Lord Black of Cross Harbour - From Plutocrat to Aristocrat to Kleptocrat

Lord Nonesuch of Cross Harbour, aka Conrad Black, started his business career as run-of-the-mill Toronto plutocrat (for details of Black's career, click here) . Black amassed ill-gotten gains, used them to buy himself a fancy English title, "Lord Black of Cross Harbour" - that would make him an aristocrat. But 10 years ago, Black started raising money in New York using his old Toronto modus operendi. After 10 years American investors found him out and, on Tuesday, issued a report calling Black' a "kleptocrat". The Oxford English Dictionary defines a "kleptocracy" as "an order of thieves". Black should have stayed in Toronto. Toronto's Bay Street loves kleptocrats - the Ontario Securities Commission mollycoddles them - the Supreme Court of Canada makes everything legal.
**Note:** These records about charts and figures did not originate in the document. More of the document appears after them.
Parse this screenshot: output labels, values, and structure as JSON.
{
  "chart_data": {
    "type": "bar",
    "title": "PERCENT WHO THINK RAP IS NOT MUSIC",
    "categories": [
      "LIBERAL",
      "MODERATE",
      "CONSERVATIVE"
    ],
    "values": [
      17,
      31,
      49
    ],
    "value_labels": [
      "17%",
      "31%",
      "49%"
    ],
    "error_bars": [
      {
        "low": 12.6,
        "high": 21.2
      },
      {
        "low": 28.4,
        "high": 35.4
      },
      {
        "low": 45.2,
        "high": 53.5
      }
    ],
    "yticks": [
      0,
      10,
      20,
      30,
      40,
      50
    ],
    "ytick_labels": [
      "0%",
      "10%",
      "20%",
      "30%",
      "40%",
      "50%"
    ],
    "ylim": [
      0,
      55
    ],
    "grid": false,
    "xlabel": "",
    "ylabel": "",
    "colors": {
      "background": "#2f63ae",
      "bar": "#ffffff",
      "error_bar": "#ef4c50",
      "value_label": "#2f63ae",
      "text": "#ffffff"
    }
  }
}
This week a U.S. based committee of Black's former cash cow, Hollinger International, let loose a report on Lord Black's financial shenanigans and filed it with the U.S. Securities and Exchange Commission (the "SEC"). The committee (click here to read the report), under the direction of former SEC head Richard Breeden accused Black of fee-gouging US$400 million from his companies, spending 95.2% of Hollinger International's profits on himself and his partner, David Radler. Besides detailing Black's fee-gouging in the 500 page report, the committee got into the dirty details of Lord Black's kleptocratic lifestyle, including:

  • Black threw a $46,000 birthday party for wife Barbara Amiel. Investors paid for the party.
  • Investors paid US$2 million to buy an apartment for Black, another US$1million to maintain the apartment.
  • From 1997 to 2003, investors paid US$1.4 million to servants at Black's residences.
  • Investors paid US$2,463 for a handbag for Black's wife.
  • Investors paid US$2.3 million per year for Black's private jet.
  • In 2001, investors paid US$250,000 for a vacation Black and his wife took to Tahiti and Bora Bora
The SEC will likely lay civil charges against Black. The Hollinger International committee has launched a US$1.25 billion class action lawsuit against Black and his confederates. Other investors have asked a Canadian court to kick Black out of his Canadian company, Hollinger Inc. Some observers want Black thrown in jail, have called upon the tax man to step in and tax Black for the millions of dollars of personal benefits he has received from his companies.

Now that his investors are no longer paying the shot, the kleptocratic aristocrat has had to mortgage his Toronto house for $32,000,000. The house is only worth $20,000,000. There's something wrong there. The mortgage company is paying out more than the house is worth. Who's invested in the mortgage company? Who runs the mortgage company?

And what of Hollinger International's former board of directors? As Black looted away to his heart's content, his high falutin' directors, former U.S. Secretary of State/ National Security Council Chair Henry Kissinger, senior U.S. Department of Defense advisor Richard Perle, retired Canadian general and author Richard Rohmer, former Illinois governor Jim Thompson, partied it up with Black, turned a blind eye (Perle participated in the looting - Black paid him US$3 million in shady bonuses). Those directors have scurried off the sinking ship. But are they in trouble? In Canada, of course, the courts would let them off Scot-free. Not U.S. courts - many of the directors are scrambling to reach settlements with investors.